In her book The Book of Common Power, Donna Schaper wrote about her dismay when she learned that her good friend did not compost. She could not imagine how anyone would not revel in the way that decaying matter would become the hotbed for growing new things. She knew that in order for life to come from a seed, it had to be planted into the
darkness of the earth, where its own decay would give way to a new green shoot that would make its way to the surface, growing toward the light that would bring it to full maturity and productivity.

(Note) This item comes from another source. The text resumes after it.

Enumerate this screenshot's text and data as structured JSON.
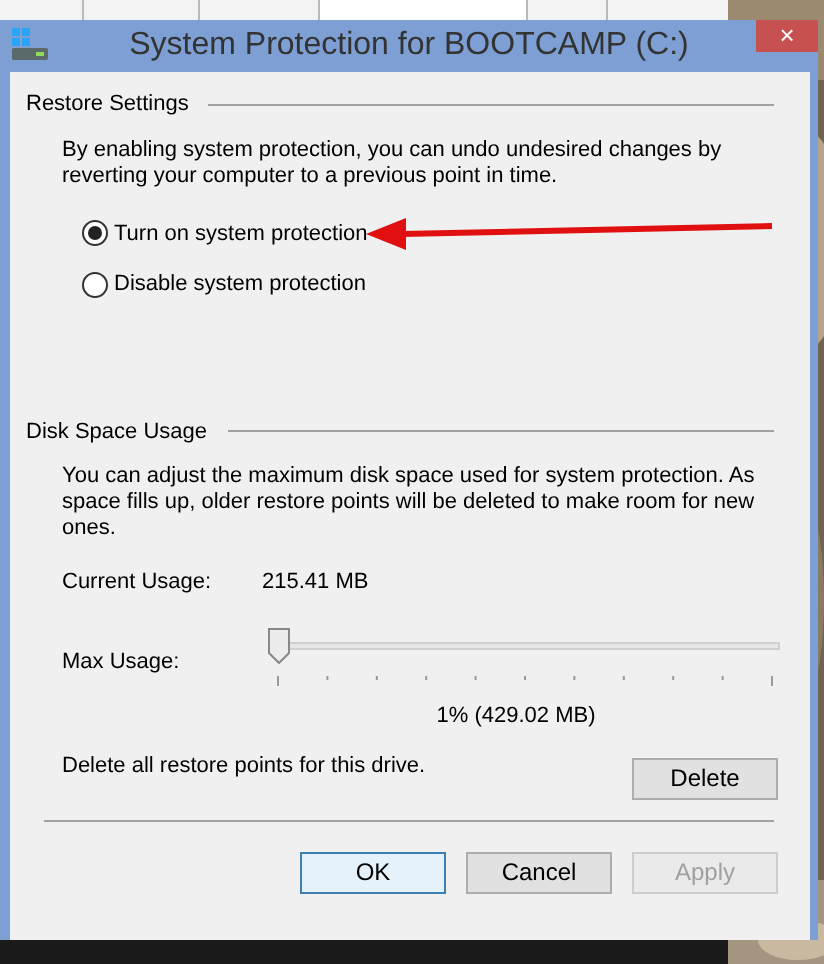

This past Sunday I participated in the morning worship service at Memorial Baptist Church here in Savannah. On Sunday, her forty-nine year history as Memorial came to an end as the congregation dissolved the church. It was a bittersweet time for me and for others. We
remembered significant events that had taken place inside its walls – births, professions of faith, baptisms, baby dedications, weddings, and even funerals. It was there I found my call to the pastorate realized. It was there I met and married James. It was there I baptized our oldest grandson and dedicated our youngest grandson and
granddaughter. There was much work for the Kingdom of God in that place. And now, Memorial Baptist Church as she was known is no more.

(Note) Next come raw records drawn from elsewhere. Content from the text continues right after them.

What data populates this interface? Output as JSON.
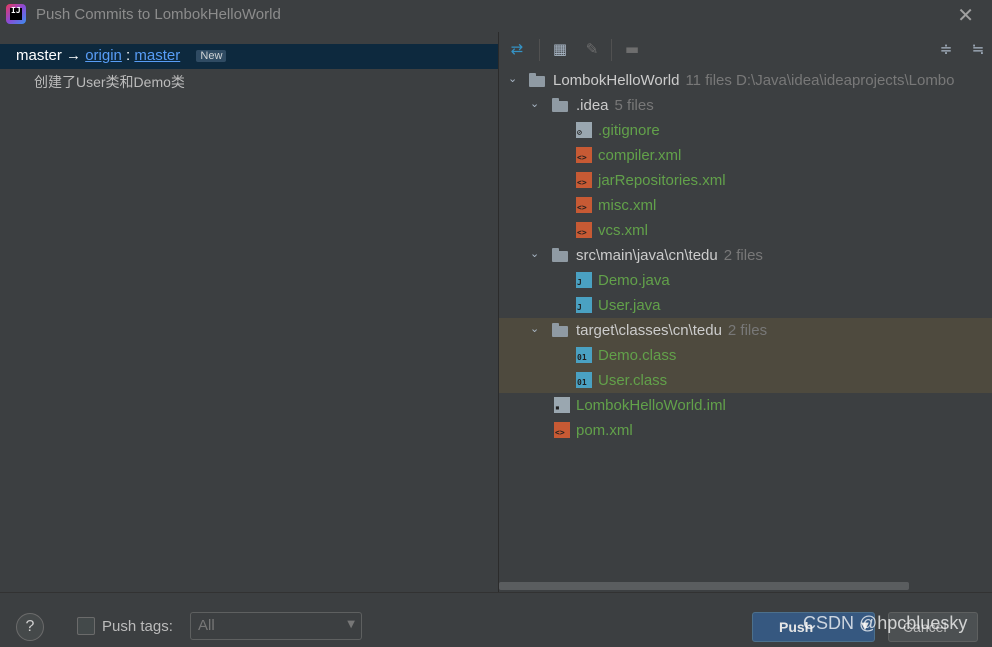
{
  "window": {
    "title": "Push Commits to LombokHelloWorld"
  },
  "left": {
    "branch": {
      "local": "master",
      "arrow": "→",
      "remote": "origin",
      "colon": ":",
      "target": "master",
      "badge": "New"
    },
    "commit": "创建了User类和Demo类"
  },
  "tree": {
    "root": {
      "name": "LombokHelloWorld",
      "meta": "11 files  D:\\Java\\idea\\ideaprojects\\Lombo"
    },
    "idea": {
      "name": ".idea",
      "meta": "5 files",
      "files": [
        ".gitignore",
        "compiler.xml",
        "jarRepositories.xml",
        "misc.xml",
        "vcs.xml"
      ]
    },
    "src": {
      "name": "src\\main\\java\\cn\\tedu",
      "meta": "2 files",
      "files": [
        "Demo.java",
        "User.java"
      ]
    },
    "target": {
      "name": "target\\classes\\cn\\tedu",
      "meta": "2 files",
      "files": [
        "Demo.class",
        "User.class"
      ]
    },
    "root_files": [
      "LombokHelloWorld.iml",
      "pom.xml"
    ]
  },
  "bottom": {
    "help": "?",
    "push_tags_label": "Push tags:",
    "tags_select": "All",
    "push_label": "Push",
    "cancel_label": "Cancel",
    "watermark": "CSDN @hpcbluesky"
  }
}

Dissolving Memorial is significant, not because it brings a wonderful institution to its death, but because of the potential that can rise from its own decay. On Easter Sunday morning, the congregants that once called themselves Memorial will begin again as New Day Fellowship, a Cooperative Baptist Fellowship congregation.

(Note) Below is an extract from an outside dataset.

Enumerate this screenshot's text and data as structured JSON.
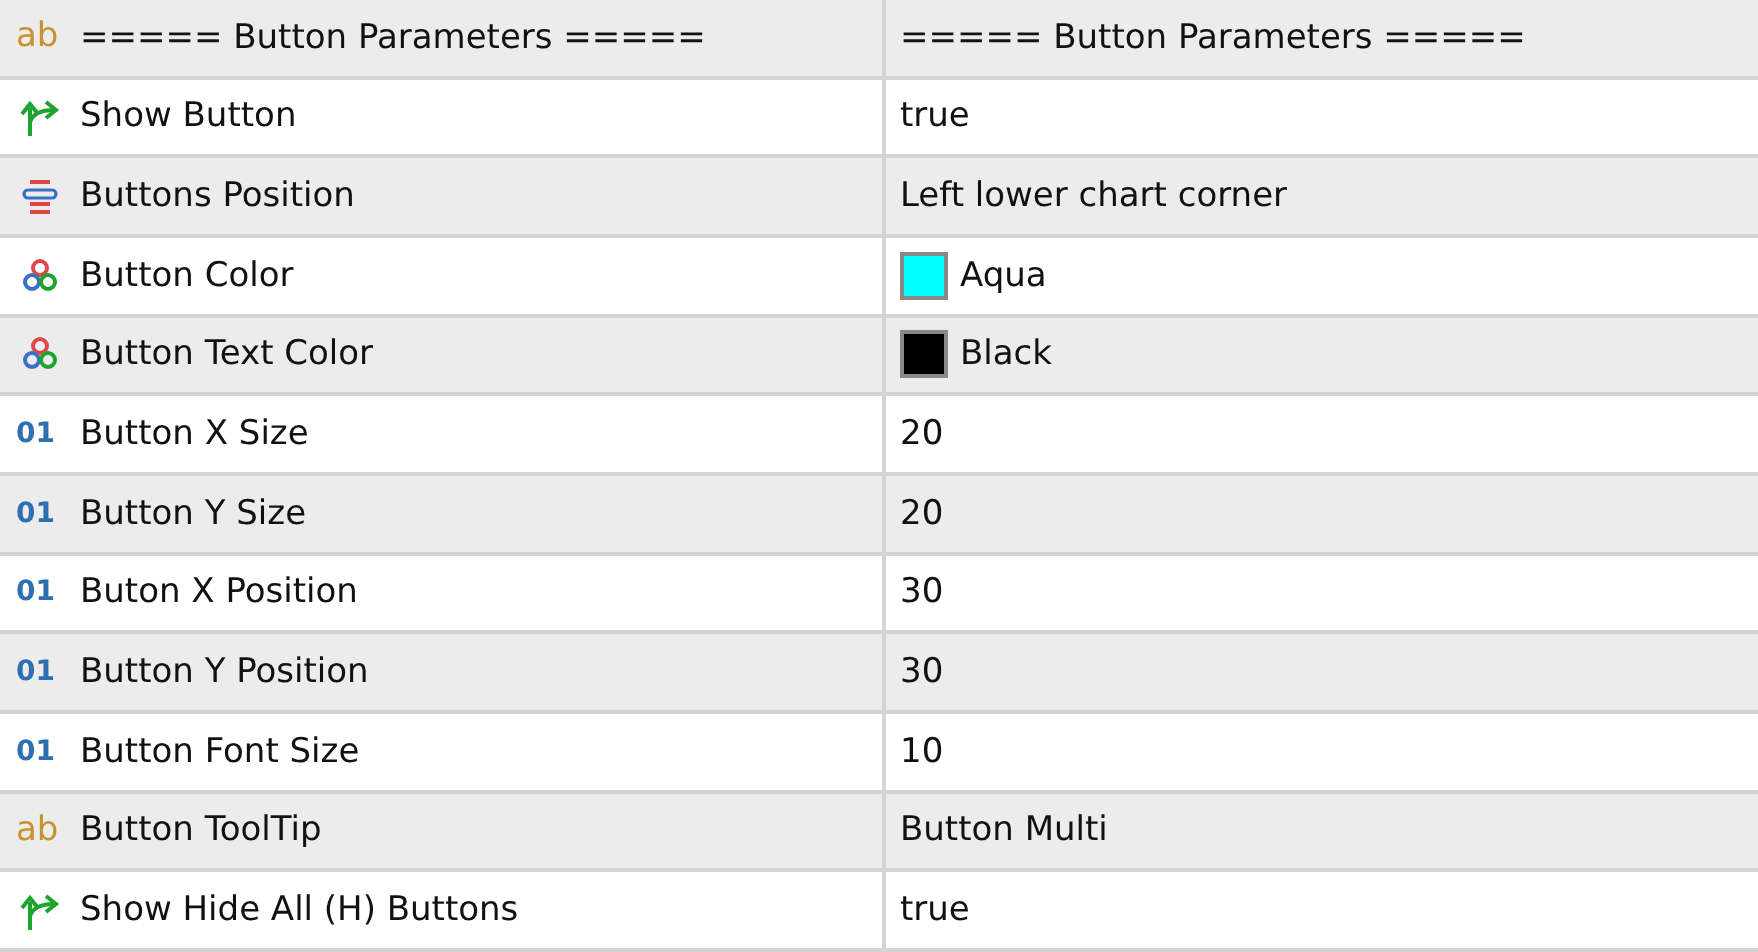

The difference for them is that they will begin with the desire to be a missional church whose mode of operation will be intentional involvement in understanding the needs of the people in its world. And it will be in that understanding that they will reach out to minister to those God will allow them to encounter. Theirs is, I believe, an Easter story. There is sadness now. The Church they loved so well is gone, but God is doing a new thing with them, and he is their hope. The disciples on the road to Emmaus following the death of
Jesus said “We had hoped that he would be the one to redeem Israel.” They would soon learn that he was. Thanks be to God for the Light of Life that redeems and makes all things new.